The Lessons in Those Damn Breaking Years
At times I go back through my old writing journals from 5..10..15 years ago to see what my perspective on life was as I got older and in what ways I have changed or grown. Recently, I came across a wildly written insert that started off with WTF! Waking up 40, Frumpy and a PTA President. That first line made me laugh to the point of tears. Apparently, that was a bad day. Then the more pages I read that followed reminded me that it wasn’t just a bad day, but it was a really breaking year. It was messy and chaotic and I was using all of my time doing so many things that I really did not want to be doing, but left me feeling guilty if I chose not to do them. I was absolutely miserable while losing myself under the murky water that I felt over my head in and I realized I had given up my true self along the way of trying to please everyone that crossed my path. What followed became many incredible growth years from acknowledging that I needed to find a different way of living. Mentally, physically, spiritually- it all shifted and I found a person that I really enjoyed being.
Then last year happened. A hellish breaking year. Right at a point when I thought I was on this track of building a solid foundation for myself and what I wanted as a plan to work on for my future, life happened.
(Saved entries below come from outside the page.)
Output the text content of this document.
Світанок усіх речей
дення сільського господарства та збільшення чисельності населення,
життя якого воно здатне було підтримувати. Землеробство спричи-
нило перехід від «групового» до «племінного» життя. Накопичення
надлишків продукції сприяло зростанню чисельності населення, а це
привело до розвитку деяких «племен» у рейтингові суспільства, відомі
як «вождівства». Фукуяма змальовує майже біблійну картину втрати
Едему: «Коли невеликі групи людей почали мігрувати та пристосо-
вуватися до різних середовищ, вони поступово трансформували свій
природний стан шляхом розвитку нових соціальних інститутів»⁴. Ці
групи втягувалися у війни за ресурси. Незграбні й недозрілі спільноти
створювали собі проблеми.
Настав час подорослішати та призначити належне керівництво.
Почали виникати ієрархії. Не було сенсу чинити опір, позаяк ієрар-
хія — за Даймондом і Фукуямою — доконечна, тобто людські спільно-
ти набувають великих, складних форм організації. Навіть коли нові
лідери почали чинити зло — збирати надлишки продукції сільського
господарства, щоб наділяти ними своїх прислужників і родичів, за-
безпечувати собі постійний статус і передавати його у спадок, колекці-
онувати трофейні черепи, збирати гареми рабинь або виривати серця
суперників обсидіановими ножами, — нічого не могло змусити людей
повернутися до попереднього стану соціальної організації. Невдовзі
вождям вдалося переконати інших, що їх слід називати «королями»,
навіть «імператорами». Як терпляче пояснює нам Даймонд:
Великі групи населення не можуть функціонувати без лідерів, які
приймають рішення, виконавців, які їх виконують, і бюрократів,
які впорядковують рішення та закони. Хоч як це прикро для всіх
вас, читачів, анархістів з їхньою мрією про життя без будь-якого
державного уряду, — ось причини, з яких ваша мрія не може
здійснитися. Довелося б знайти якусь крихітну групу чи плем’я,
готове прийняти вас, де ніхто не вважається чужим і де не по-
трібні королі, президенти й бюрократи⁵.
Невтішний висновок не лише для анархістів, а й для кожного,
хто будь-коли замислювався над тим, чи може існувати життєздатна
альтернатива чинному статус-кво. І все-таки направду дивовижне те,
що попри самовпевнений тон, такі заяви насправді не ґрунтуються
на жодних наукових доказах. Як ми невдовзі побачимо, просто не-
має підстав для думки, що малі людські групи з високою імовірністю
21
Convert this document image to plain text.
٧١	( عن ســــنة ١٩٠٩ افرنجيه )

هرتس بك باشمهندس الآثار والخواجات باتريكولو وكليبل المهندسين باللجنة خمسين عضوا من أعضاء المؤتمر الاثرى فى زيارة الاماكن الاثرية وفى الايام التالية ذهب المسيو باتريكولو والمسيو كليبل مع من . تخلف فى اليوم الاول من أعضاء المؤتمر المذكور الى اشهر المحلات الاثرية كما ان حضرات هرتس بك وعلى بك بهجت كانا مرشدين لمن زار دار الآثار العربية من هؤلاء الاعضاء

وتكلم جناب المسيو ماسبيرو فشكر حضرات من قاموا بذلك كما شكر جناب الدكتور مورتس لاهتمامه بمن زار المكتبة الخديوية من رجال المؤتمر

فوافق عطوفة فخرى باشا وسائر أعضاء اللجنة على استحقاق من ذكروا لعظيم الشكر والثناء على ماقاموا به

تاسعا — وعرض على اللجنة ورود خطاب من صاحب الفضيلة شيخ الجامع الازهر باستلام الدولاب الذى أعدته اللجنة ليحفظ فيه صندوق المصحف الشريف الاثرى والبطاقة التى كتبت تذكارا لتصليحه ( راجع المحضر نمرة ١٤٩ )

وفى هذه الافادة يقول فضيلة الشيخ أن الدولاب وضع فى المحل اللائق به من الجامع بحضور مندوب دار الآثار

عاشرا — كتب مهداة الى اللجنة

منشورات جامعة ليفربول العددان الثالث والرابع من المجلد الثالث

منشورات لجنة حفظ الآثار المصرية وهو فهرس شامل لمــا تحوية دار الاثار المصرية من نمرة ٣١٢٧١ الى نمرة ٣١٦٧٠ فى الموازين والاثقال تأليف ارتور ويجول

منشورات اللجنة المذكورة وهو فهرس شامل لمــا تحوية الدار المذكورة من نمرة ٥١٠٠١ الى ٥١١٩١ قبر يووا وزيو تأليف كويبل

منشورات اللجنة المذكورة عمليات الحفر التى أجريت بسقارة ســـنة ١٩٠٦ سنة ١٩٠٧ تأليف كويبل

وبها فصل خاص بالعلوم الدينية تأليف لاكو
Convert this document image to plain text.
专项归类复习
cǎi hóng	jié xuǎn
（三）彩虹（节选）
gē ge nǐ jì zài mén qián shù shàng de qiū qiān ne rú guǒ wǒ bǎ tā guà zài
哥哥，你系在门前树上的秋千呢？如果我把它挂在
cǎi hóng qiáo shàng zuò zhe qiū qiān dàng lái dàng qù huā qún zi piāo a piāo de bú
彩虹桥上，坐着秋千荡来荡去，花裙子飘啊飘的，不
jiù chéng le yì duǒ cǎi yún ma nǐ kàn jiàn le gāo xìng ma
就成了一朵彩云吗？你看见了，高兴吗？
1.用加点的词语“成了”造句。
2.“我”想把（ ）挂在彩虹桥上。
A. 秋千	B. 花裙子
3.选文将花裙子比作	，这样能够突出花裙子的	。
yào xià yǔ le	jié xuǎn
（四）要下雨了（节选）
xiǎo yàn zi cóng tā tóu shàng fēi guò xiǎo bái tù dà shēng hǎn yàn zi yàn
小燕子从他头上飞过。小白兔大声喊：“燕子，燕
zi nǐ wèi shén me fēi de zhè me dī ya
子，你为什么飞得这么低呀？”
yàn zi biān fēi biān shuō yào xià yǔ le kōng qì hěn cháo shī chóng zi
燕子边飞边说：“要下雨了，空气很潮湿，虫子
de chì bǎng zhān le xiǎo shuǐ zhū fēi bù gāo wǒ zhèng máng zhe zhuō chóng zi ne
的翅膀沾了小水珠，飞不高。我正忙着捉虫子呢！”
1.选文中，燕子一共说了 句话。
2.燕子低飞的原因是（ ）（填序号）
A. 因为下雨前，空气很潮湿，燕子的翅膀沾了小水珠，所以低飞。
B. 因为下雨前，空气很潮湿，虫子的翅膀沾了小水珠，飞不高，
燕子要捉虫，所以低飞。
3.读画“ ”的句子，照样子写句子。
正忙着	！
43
I fell into sitting in my own head with more internal demons than I could have ever thought possible. When you honestly recognize the uncertainty of your path, you can take the steps to grow from them. The problem with last year’s breaking year was that the lessons that came along with the realization of life, I did not want to accept. I did not want to play. I did not want to entertain any positive growth to come out of that situation. And that is when life gets dangerous because we simply stop caring and loving. Luckily, I was blessed to continuously have people showing up for me and to keep reminding me to rebuild. The amazing women who I have in my life who never falter in being there for me remained there. The people from my past that willingly, or unknowingly, reconnected with me and stayed to listen. The new friendships that I formed when I allowed myself to start processing the bigger picture, while they were doing the same, are still with me. The lessons learned last year were not the happy ah-ha moments of my last breaking year, but never the less remain important. I learned this time that our moments on Earth is way too short to not create a life that you fully want to be a participant in and to figure out how to do that sooner than later. Sometimes that you have to say I don’t give a fuck and hope for the best that it is what suits your best interest. I also learned that the beautiful bonds you create in that ugliness are probably the people you want to remain in your life. If they stuck around during your messiest, they will remain when you are even stronger. And finally I learned that the demons don’t stay around forever if you put in the work to release them and that comes with love. Accepting love. Giving love. And realizing you are worthy of love even when you are broken.
Next year I will be turning 50 and working on that next insert to go something like Waking up 50, Happy, and a Kick-ass human being.